Pendant que les esprits bien intentionnés s’appliquaient à résoudre une difficulté si capitale, la solution non moins grave de la question de Bavière et de la question de Savoie demeurait indécise, à la grande satisfaction des ennemis de la paix, qui entrevoyaient dans ce dernier débat quelques chances de rupture ; d’autre part on pouvait remarquer dans le camp des alliés, tout comme à Utrecht, une activité menaçante. A Utrecht, le parti autrichien était représenté par le comte de Sinzendorf, homme habile et passionné, dévoué au prince Eugène, et qui ne mettait péril à rien pour arriver à son but.
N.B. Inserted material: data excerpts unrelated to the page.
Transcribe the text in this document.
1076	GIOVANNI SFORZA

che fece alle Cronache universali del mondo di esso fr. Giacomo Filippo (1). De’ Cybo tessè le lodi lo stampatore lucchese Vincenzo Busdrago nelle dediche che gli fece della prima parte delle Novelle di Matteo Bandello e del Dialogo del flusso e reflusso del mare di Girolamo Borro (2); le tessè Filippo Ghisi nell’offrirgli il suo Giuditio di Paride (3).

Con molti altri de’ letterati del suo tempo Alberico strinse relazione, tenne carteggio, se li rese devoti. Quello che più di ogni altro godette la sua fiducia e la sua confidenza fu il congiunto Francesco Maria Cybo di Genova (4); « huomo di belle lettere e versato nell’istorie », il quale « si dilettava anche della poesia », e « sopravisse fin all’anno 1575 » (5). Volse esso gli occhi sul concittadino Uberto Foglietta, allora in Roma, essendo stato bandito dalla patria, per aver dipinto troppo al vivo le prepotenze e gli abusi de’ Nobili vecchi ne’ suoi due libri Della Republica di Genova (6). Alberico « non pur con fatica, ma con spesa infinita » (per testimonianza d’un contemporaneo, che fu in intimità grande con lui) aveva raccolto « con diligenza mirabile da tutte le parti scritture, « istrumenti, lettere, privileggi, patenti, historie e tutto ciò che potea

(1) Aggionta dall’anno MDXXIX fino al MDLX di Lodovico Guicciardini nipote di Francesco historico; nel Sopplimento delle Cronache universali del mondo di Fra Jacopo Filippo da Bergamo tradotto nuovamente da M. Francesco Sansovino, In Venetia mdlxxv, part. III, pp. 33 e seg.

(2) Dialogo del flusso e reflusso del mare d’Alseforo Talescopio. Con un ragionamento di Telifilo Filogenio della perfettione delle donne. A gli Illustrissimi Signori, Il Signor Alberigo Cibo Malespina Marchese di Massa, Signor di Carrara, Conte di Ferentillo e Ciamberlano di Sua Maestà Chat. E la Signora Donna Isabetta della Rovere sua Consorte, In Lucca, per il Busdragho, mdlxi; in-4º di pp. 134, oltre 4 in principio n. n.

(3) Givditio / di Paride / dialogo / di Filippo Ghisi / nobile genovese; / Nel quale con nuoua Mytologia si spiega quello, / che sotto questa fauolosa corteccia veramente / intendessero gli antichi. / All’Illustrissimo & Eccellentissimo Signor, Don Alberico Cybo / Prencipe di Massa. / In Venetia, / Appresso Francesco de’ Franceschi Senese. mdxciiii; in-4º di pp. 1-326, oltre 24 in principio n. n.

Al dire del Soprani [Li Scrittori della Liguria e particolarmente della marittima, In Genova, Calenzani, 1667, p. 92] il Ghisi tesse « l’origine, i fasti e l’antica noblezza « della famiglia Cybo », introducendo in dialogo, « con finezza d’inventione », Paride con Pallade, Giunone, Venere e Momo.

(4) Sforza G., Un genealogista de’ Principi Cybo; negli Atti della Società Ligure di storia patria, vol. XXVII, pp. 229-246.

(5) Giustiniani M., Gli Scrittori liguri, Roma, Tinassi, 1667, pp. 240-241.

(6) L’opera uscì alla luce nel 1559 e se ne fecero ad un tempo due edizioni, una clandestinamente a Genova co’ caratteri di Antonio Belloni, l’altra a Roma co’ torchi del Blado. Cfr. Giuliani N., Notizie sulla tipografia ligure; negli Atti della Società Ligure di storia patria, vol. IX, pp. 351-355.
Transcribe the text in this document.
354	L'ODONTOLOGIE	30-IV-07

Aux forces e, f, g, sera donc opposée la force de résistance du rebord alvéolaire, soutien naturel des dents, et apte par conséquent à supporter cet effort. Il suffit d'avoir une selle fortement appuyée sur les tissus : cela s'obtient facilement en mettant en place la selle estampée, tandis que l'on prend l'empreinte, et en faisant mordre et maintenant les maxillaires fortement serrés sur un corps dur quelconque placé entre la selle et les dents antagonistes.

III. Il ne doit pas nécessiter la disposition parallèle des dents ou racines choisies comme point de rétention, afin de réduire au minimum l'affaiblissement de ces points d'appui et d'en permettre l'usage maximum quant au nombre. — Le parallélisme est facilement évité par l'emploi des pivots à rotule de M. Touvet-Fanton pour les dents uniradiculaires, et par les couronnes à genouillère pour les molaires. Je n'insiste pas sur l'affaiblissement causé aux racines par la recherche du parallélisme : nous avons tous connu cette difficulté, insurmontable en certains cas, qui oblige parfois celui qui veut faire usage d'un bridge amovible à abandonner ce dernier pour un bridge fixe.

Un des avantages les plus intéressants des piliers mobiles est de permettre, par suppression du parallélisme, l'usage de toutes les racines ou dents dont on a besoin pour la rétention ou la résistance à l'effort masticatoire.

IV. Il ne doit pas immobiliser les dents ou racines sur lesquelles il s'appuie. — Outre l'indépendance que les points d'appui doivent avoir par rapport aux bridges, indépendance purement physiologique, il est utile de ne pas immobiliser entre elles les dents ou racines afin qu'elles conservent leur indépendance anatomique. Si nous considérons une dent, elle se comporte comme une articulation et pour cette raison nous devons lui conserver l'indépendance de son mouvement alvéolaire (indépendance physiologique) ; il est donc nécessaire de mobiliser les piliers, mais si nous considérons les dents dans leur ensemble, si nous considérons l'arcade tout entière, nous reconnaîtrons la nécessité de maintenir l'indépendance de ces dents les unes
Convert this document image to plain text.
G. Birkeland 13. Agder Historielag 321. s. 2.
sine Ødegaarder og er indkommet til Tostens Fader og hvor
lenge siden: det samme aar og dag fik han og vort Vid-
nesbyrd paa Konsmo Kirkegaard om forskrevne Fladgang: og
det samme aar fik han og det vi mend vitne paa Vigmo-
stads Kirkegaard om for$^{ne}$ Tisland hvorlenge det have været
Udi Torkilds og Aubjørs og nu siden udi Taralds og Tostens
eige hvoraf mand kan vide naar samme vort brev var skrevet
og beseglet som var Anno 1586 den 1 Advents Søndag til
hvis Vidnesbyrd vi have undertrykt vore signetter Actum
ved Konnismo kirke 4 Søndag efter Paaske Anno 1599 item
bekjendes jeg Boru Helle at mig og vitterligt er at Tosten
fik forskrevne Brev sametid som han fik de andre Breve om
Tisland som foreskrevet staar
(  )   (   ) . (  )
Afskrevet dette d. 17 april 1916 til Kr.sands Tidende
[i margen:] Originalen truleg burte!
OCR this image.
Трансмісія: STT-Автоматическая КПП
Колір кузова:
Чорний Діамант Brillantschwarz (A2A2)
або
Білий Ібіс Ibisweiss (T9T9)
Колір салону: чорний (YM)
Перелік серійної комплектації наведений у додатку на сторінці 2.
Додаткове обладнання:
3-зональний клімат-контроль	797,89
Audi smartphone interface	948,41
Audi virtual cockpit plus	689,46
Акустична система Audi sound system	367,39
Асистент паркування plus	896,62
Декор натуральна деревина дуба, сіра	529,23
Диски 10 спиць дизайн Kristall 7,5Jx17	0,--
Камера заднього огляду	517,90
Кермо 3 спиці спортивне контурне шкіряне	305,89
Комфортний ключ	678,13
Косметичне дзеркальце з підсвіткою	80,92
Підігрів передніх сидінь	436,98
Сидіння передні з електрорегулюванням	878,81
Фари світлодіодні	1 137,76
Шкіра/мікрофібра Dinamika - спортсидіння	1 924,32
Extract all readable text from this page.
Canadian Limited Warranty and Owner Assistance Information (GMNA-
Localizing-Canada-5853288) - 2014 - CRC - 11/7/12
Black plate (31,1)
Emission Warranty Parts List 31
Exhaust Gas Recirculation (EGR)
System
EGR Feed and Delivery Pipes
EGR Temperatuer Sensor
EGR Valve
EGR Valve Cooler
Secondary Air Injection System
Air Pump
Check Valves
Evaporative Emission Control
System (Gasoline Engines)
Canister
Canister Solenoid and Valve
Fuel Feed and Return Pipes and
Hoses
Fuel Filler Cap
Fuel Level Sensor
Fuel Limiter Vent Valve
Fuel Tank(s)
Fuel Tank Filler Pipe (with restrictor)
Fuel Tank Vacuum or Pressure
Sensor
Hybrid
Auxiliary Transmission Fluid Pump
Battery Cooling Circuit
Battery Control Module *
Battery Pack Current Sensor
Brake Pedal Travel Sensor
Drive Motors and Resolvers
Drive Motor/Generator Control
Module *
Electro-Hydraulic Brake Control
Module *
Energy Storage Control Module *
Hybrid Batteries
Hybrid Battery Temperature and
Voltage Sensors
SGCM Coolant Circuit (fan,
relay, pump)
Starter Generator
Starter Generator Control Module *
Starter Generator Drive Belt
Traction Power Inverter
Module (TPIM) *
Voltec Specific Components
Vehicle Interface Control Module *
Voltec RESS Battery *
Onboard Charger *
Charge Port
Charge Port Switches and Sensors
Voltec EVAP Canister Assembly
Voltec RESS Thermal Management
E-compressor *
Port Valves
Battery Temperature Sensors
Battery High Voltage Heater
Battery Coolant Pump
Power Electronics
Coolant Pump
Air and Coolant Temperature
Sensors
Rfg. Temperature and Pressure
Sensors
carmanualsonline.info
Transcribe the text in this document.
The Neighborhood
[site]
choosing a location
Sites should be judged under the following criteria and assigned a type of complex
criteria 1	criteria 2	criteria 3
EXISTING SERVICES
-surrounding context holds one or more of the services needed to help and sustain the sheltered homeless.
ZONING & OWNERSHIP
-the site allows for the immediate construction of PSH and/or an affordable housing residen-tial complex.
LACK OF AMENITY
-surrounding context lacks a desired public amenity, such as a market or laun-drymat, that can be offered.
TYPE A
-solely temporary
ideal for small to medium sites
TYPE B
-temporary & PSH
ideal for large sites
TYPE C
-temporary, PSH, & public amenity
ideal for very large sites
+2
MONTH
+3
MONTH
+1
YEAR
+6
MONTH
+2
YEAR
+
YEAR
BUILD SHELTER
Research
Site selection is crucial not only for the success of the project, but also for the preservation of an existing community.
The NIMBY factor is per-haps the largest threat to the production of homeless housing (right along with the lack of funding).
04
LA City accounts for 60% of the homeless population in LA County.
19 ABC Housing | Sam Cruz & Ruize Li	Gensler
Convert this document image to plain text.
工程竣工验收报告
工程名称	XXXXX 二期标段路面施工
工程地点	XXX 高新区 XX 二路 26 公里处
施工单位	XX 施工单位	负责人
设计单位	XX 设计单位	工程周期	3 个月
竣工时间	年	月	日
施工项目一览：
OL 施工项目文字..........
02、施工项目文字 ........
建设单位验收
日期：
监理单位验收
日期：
Appliqué à découvrir tous les secrets de la négociation, rien ne lui coûtait pour en déjouer les projets. Il était secondé par un parti hollandais qui jouait le double jeu de ménager l’Angleterre pour participer aux bénéfices d’un traité avantageux, et de flatter les impériaux pour avoir leur compte dans la ruine promise de la monarchie française. Cette activité hostile se traduisait par un redoublement d’ardeur dans les opérations militaires : Le Quesnoy fut enlevé le 4 juillet 1712. Elle se manifestait aussi-par toute sorte d’intrigues. Je n’en citerai qu’une de nature odieuse, dont il n’y a trace, je crois, que dans la correspondance inédite de nos plénipotentiaires, et qui tendait à embaucher le duc d’Orléans dans une conspiration dont l’objet était de lui assurer immédiatement la couronne. Deux dépêches adressées à M. de Torcy ne laissent aucun doute à cet égard. Il ne paraît pas du reste que le séducteur qui avait promis succès à la criminelle proposition ait osé ou pu s’en ouvrir au duc d’Orléans lui-même ; mais l’audace du projet est incroyable.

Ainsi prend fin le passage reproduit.